The bookkeeping process utilizes permanent accounts to record balance sheet items, such as assets, liabilities and owners’ equity, as of a point in time. This is the opposite of temporary accounts, which are used to measure activity over a specified date range. Understanding permanent accounts is critical for month-end-close and the generation of financial statements.
Permanent Accounts Definition
Permanent accounts are continuous in nature and their balances roll forward to subsequent accounting periods. When a trial balance is created, the permanent accounts are not closed out to the income summary or retained earnings account. Instead, they are used to create the line items displayed on the balance sheet. While permanent account values fluctuate over time, the accounts remain permanent.
Examples of Permanent Accounts
One only as to look to the balance sheet to find examples of permanent accounts.
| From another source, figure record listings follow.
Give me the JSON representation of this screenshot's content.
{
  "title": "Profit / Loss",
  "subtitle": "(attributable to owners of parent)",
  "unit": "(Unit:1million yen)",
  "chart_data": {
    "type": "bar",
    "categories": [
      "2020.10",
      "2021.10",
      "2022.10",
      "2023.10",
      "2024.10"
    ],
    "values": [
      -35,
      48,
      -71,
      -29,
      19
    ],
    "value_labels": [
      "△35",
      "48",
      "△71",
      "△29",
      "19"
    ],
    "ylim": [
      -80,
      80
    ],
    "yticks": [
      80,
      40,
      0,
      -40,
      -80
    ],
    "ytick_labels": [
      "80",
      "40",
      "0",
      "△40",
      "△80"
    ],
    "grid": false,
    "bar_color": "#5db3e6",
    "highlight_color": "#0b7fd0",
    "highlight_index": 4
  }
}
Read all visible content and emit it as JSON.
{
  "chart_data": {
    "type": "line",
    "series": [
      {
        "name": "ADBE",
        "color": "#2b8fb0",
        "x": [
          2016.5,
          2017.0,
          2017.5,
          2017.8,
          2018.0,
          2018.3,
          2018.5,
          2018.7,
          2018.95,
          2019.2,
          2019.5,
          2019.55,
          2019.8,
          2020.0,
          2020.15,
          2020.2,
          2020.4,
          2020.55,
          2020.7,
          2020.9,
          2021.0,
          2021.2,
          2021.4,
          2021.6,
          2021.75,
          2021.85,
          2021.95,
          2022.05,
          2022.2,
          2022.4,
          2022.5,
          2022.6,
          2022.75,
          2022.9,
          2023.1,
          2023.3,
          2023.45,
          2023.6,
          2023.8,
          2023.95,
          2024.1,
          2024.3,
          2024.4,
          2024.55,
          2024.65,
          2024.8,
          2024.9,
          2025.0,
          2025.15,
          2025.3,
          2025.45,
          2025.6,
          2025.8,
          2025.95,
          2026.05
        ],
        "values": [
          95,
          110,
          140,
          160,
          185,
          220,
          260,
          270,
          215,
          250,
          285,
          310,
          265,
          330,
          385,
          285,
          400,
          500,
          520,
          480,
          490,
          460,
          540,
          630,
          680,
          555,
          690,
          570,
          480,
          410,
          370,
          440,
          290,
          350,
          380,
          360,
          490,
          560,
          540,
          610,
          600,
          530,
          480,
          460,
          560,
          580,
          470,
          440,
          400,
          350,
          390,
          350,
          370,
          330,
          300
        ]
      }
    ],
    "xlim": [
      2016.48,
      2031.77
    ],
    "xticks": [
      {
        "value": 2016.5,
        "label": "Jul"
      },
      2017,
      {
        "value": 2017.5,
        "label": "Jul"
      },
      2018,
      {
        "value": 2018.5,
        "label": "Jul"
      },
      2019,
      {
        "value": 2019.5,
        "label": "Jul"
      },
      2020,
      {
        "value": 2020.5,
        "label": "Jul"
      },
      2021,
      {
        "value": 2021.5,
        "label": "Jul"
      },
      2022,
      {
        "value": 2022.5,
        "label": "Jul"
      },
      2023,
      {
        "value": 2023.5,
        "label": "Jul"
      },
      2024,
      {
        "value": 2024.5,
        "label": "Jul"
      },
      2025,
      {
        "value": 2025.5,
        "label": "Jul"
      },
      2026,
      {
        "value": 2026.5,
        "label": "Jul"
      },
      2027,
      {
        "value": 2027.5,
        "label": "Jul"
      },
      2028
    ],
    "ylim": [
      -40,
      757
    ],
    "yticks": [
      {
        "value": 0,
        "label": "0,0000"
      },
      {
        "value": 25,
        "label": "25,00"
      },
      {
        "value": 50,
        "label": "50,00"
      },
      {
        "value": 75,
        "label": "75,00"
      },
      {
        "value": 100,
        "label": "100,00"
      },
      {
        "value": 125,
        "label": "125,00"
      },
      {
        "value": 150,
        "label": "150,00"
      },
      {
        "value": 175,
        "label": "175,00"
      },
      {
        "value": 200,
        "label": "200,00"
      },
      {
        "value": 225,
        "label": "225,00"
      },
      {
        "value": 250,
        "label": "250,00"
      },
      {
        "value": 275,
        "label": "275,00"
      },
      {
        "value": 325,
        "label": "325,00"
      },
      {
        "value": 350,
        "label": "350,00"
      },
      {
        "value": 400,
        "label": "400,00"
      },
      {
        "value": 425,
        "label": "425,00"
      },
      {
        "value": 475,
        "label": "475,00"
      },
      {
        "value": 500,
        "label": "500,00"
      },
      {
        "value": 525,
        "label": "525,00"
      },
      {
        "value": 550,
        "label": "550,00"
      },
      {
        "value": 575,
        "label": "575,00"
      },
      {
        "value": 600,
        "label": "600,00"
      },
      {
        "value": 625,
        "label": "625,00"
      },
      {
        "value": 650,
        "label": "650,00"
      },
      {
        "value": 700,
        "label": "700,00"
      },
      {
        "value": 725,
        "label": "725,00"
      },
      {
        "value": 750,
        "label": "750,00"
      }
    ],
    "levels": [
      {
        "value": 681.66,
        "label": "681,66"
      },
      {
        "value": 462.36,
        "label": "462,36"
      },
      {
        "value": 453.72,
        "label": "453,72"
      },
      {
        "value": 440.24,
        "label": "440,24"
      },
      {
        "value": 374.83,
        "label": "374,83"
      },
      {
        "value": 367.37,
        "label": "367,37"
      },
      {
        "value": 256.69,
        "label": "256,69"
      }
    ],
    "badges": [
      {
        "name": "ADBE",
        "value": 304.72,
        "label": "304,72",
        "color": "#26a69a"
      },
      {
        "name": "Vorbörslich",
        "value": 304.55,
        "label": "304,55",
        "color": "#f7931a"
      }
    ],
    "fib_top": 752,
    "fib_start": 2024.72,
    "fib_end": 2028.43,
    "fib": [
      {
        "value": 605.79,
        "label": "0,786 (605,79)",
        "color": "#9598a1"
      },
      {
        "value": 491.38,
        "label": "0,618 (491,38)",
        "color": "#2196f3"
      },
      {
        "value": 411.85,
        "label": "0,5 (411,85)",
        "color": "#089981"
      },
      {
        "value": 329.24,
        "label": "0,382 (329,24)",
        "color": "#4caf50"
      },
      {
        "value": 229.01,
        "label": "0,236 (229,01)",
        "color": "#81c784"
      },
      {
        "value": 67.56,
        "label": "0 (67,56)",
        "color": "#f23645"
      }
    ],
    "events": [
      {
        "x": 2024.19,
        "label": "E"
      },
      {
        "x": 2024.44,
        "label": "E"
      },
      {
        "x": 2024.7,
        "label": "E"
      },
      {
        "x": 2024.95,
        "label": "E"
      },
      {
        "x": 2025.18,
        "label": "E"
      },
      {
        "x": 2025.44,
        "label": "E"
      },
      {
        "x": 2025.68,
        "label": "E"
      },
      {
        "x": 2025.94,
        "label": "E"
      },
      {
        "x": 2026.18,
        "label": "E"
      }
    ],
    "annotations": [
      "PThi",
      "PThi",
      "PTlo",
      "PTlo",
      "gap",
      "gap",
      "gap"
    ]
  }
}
Asset and liability accounts are permanent and are used to display the financial position of a company at a point in time.
Permanent accounts include:
- Cash & Cash Equivalents
- Property, Plant & Equipment
- Accounts Receivable
- Accounts Payable
- Notes Receivable
Permanent Accounts & Closing
To generate financial statements, the bookkeeping process must be completed throughout the month, quarter or year, depending on the reporting period. Closing requires the creation of a trial balance, which forms the basis for the financials. Closing entries involves adjusting the trial balance and moving the temporary account balances to the income summary and retained earnings accounts. Permanent accounts are not closed out. Rather, their balances are displayed in the financial statements.
Permanent vs Temporary Accounts
The main differences between permanent and temporary accounts can be illustrated looking at the closing process and specific financial statements. Temporary accounts are closed out to create the income statement and statement of cash flows. These financial statements show activity over a period of time. Permanent accounts, however, are not closed out and are used to create the balance sheet, which shows balances at a single point in time.
Permanent accounts play an integral role in the preparation and display of financial statements with an emphasis on the balance sheet. Temporary accounts are closed out every reporting period, and net income or loss is moved to retained earnings. Permanent accounts serve to illustrate financial position.